Завод находился на окраине Ярославля. Добирались, разумеется, пешком.
С устройством на работу проблем не было: «Мой спутник постучал в калитку. Вышел усатый старик-сторож.
— Фокыч, я новенького привел…
— Ну-к што ж… Веди в контору, там Юханцев, он запишет.
Приходим в контору. За столом пишет высокий рыжий солдатского типа человек. Стали у дверей.
— Тебе что, Ванька?
— Вот новенького привел. Юханцев оценил меня взглядом.
— Ладно. В кубовщики. Как тебя писать-то.
— Алексей Иванов.
— Давай паспорт.
— У меня нет.
— Ладно. Четыре рубля в месяц. Отведи его, Ваня, в казарму».
Гиляровскому, вроде бы уже бывалому, в который раз открылся новый мир. Работа по четыре часа в сутки, два утром, а два после обеда — а конкуренции нет никакой. Обед нажористый, щи с мясом, каша с салом — а никто не ест. В чем дело?

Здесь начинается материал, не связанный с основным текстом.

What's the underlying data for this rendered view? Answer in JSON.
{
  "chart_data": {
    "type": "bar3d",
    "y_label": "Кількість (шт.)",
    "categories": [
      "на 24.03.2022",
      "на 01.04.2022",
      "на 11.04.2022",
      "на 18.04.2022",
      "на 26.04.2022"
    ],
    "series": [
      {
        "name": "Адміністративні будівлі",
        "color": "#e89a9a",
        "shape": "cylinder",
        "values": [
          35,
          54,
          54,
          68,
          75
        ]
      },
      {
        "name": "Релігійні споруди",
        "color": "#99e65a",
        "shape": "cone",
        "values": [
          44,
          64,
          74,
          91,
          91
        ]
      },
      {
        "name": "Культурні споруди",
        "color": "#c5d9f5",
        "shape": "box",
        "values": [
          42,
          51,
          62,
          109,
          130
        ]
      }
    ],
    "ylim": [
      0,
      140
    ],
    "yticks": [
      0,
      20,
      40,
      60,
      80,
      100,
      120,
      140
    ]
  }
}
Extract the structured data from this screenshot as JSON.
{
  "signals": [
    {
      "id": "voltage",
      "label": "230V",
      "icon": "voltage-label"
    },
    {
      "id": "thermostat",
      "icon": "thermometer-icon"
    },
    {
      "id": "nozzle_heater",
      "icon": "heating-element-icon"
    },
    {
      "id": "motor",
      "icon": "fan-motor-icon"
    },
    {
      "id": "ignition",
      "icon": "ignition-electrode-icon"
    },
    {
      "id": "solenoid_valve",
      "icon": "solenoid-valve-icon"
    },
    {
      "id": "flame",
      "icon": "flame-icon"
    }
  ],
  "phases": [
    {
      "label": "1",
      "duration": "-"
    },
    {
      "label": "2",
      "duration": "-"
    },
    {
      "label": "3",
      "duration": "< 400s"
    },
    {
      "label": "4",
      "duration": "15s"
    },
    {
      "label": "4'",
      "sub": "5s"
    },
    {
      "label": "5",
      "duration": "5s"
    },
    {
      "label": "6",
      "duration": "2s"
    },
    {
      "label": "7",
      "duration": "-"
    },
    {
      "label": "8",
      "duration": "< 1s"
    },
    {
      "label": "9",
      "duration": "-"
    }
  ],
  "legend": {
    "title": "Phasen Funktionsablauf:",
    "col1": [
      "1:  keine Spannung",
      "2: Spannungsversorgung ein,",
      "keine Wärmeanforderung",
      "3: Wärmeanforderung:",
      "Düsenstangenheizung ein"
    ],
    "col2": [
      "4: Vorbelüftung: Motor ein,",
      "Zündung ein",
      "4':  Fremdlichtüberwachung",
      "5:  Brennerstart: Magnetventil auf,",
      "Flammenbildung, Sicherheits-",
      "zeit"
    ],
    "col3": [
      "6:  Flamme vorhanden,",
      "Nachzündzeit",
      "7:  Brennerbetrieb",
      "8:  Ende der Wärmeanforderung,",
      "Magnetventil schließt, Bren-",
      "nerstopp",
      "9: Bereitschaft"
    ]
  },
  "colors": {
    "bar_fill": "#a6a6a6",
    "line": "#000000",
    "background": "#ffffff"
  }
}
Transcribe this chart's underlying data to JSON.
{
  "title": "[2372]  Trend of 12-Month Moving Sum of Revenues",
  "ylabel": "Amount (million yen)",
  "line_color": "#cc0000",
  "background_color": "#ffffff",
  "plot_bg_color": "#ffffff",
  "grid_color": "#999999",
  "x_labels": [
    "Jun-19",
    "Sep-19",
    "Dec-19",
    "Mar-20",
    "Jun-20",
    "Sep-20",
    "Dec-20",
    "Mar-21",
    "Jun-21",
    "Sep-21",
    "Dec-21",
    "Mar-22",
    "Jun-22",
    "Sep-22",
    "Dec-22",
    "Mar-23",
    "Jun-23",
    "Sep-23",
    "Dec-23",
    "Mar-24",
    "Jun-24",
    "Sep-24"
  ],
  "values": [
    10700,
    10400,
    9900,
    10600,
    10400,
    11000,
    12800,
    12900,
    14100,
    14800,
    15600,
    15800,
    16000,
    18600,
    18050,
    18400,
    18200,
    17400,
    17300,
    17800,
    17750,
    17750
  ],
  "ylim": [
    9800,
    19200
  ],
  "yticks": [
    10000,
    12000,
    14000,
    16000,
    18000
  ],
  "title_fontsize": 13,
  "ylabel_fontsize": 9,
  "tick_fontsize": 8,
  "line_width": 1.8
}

Оказалось, что в свинце. Всего несколько месяцев — и в организме начинаются необратимые процессы. Потеря аппетита, слабость, обмороки, боли в животе. А там и смерть недалеко.
Но наш герой свинца, конечно, не боялся. И дело у него, ясное дело, спорилось: «Иваныч подал мне нож, особого устройства, напоминающий большой скобель, только с одной длинной рукоятью посредине.
— Вот это и есть нож, которым надо резать кубики мелко, чтобы ковалков не было. Потом, когда кубики изрежем, разложим их на рамы, ссыпем другие и сложим в кубики. А теперь скидай с себя рубаху…
Он полюбовался на меня и одобрительно сказал:
— Тебе пять кубиков изрезать нипочем. Ну, гляди. Показал мне прием, начал резать, но клейкий кубик, смассовавшийся в цемент, плохо поддавался, приходилось сперва скоблить. Начал я. Дело пошло сразу. Не успел Иваныч изрезать половину, как я кончил и принялся за вторую».
И, как не трудно догадаться, в планы Гиляровского опять ворвался случай, полностью их изменивший. Шел по улице, к нему подскочил песик, стал лаять. Гиляровский отбивался, песик вцепился ему в штаны. Наш герой схватил песика за хвост и перебросил за забор. Из-за забора раздались вопли:
— Собаку в щи кинули!
Надо же было так случиться, что Владимир Алексеевич закинул несчастного песика в котел, в котором каменщики варили себе щи.
Каменщики бросились в погоню за Гиляровским, тот бросился наутек и спасся от разъярившихся преследователей. Но это мало утешало — ведь его узнали и собаку не простят.
Оставаться на заводе больше невозможно. В Ярославле, впрочем, тоже. Владимир Алексеевич тайком прокрался в барак, забрал заработанные деньги и поспешил на пристань.
Наступила весна 1874 года. Владимир Алексеевич держал путь вниз по Волге.
Первая остановка — Нижний Новгород. В наши дни — огромный город, один из немногих в нашем государстве, имеющий метро. Самодостаточный и самобытный. Довольно дорогой — ежели подходить к нему с провинциальной меркой. Впрочем, ощущения провинции там нет. Скорее походит на столичный.
В былые времена город выглядел иначе.
«Нижний! Длинные заборы мышиного цвета, керосиновые фонари, караваны ассенизационных бочек и многотоварная, жадная до денег, разгульная Всероссийская ярмарка. Монастыри, дворцы именитого купечества, тюрьма посередке города, а через реку многотысячные Сормовские заводы, уже тогда бывшие красными. Трезвонящие церкви, часовенки с чудотворными иконами в рубиновых ожерельях и дрожащие огоньки нищих копеечных свечек, озаряющих суровые лики чудотворцев, писанных по дереву-кипарису. А через дом — пьяные монопольки под зелеными вывесками. Чего больше? Ох, монополек!» — описывал дореволюционный Нижний Новгород поэт Мариенгоф.
Но Гиляровскому опять было не до красот и наблюдений. Деньги закончились, требовалось найти заработок.
Где его искать? Конечно же на ярмарке.